Summer Seminars on Theologies of Religious Pluralism and Comparative Theology
The AAR is the leading scholarly and professional organization for the study of religion in North America. As an umbrella organization, it brings together scholars of and from every religious tradition. It also welcomes the widest range of methodologies for the study of religion ranging from ethnographic and social scientific methods, history, and phenomenology of religion as well as theological methods. The AAR indicates its openness to theological engagements with religion in its mission statement, which reads in part, “Within a context of free inquiry and critical examination, the Academy welcomes all disciplined reflection on religion — both from within and outside of communities of belief and practice — and seeks to enhance its broad public understanding.”
The AAR’s openness to theological methods for the study of religion has been longstanding. In order to deepen and give structural expression to this commitment, in 2006 the AAR created the Theological Education Steering Committee and charged that committee as follows: “The Theological Education Steering Committee meets the scholarly and professional needs of theological educators by creating programs and services that bring theological studies into the wider conversation of the Academy and enriches the work of theological educators.”
A key feature of that wider conversation within the Academy is the reality of religious diversity. Perhaps the greatest strength of the AAR is that it is host to the study of every one of the world’s religious traditions. Moreover, that study routinely includes both insiders and outsiders. That strength neatly matches a profound need felt by theological educators, especially within seminaries and divinity schools, but more broadly still to understand better the meaning of religious diversity for persons standing within particular traditions. For theological educators who are often training students for religious leadership and ministry, the question of religious diversity must be taken up as a question of faith, that is to say as a properly theological question. What is the meaning of my neighbor’s faith for mine?

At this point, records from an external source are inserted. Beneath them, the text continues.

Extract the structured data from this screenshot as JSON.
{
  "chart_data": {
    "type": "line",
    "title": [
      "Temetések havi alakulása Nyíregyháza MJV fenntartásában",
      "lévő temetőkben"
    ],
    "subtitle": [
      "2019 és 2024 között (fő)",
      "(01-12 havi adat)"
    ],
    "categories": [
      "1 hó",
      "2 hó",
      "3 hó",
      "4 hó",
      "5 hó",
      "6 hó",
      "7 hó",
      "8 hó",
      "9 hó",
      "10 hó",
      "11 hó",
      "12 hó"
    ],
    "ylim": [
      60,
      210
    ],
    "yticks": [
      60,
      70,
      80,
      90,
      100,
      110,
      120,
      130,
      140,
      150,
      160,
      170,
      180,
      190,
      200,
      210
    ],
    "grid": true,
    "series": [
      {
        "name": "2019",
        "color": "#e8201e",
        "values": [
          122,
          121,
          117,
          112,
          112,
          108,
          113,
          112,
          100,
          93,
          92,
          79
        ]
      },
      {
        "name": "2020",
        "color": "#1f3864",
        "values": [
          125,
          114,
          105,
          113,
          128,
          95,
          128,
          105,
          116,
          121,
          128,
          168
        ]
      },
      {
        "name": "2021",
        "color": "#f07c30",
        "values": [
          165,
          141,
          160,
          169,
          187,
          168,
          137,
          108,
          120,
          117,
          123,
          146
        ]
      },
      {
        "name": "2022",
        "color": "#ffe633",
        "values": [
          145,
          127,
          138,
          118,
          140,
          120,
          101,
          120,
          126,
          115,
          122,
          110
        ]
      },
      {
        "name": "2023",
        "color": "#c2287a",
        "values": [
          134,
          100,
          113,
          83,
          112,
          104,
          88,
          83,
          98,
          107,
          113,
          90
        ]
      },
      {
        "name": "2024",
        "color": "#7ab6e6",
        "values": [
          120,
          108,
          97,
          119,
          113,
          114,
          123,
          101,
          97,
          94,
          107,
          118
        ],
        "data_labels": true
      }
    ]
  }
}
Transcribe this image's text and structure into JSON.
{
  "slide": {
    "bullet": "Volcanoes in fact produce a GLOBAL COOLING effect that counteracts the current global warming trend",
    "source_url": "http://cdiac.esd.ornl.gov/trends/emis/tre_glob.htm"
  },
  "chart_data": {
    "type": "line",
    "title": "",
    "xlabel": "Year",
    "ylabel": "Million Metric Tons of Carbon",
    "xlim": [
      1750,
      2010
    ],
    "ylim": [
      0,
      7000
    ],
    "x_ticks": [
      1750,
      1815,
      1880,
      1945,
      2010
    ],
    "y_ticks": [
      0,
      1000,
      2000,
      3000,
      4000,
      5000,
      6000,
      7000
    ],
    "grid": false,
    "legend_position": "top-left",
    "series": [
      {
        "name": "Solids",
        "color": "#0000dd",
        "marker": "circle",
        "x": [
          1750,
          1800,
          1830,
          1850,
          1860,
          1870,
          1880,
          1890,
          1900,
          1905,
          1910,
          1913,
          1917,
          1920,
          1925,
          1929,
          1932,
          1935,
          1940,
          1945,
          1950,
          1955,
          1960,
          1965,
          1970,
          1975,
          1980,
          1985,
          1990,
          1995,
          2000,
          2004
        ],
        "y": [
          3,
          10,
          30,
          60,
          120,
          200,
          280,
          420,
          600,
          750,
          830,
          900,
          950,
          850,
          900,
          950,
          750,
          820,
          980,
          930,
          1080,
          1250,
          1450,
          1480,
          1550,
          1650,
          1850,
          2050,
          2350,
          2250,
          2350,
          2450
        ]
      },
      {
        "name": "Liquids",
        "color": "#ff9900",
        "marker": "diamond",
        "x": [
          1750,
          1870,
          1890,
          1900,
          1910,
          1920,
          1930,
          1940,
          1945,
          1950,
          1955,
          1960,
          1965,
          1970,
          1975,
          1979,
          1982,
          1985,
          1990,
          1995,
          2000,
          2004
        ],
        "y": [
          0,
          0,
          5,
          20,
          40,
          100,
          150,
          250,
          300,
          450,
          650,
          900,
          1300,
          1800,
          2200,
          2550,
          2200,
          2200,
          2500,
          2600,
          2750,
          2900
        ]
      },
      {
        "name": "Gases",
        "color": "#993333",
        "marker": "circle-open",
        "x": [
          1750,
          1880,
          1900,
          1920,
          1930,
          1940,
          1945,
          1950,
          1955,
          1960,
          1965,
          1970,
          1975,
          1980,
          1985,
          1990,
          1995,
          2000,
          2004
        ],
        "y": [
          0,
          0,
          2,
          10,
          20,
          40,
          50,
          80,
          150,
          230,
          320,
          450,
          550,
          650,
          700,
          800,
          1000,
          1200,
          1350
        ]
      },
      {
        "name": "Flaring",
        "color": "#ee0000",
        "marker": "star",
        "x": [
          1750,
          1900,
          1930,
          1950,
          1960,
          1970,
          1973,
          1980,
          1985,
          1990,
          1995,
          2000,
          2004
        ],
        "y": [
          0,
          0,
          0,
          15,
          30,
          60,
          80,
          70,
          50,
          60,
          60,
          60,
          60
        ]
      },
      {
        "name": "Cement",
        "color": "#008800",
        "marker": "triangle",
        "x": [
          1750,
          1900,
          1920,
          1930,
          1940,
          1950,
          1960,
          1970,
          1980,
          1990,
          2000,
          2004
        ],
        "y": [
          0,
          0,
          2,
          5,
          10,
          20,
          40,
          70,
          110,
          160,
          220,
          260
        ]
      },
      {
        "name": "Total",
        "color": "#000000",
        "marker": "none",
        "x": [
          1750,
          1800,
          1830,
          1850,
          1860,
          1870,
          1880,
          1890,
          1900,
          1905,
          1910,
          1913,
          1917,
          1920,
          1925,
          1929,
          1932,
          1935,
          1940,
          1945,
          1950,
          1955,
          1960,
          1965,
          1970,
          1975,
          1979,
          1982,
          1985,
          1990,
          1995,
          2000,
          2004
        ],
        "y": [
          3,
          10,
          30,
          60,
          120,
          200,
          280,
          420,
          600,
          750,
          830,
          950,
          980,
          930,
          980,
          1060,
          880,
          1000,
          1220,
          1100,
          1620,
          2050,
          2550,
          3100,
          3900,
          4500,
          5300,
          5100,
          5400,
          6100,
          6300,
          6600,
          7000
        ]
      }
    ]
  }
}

Addressing this question is a vital challenge for the formation of students in theological education. But many institutions of theological education lack theological educators whose scholarly expertise is rooted in TRP and comparative theology. Moreover, although religious diversity is growing within such institutions, when there is a conversation about religious diversity, that conversation is itself, more often than not, a monoreligious conversation rather than an interreligious one. Persons from a given religious tradition speak about religious neighbors but do not speak with those religious neighbors. As a result, there is insufficient awareness that the question of religious diversity is a shared challenge with which every religious tradition and community is currently struggling. The need for robust interreligious conversation and the need for first-rate scholarship and teaching about religious diversity remain pressing. The AAR is uniquely positioned to meet these needs.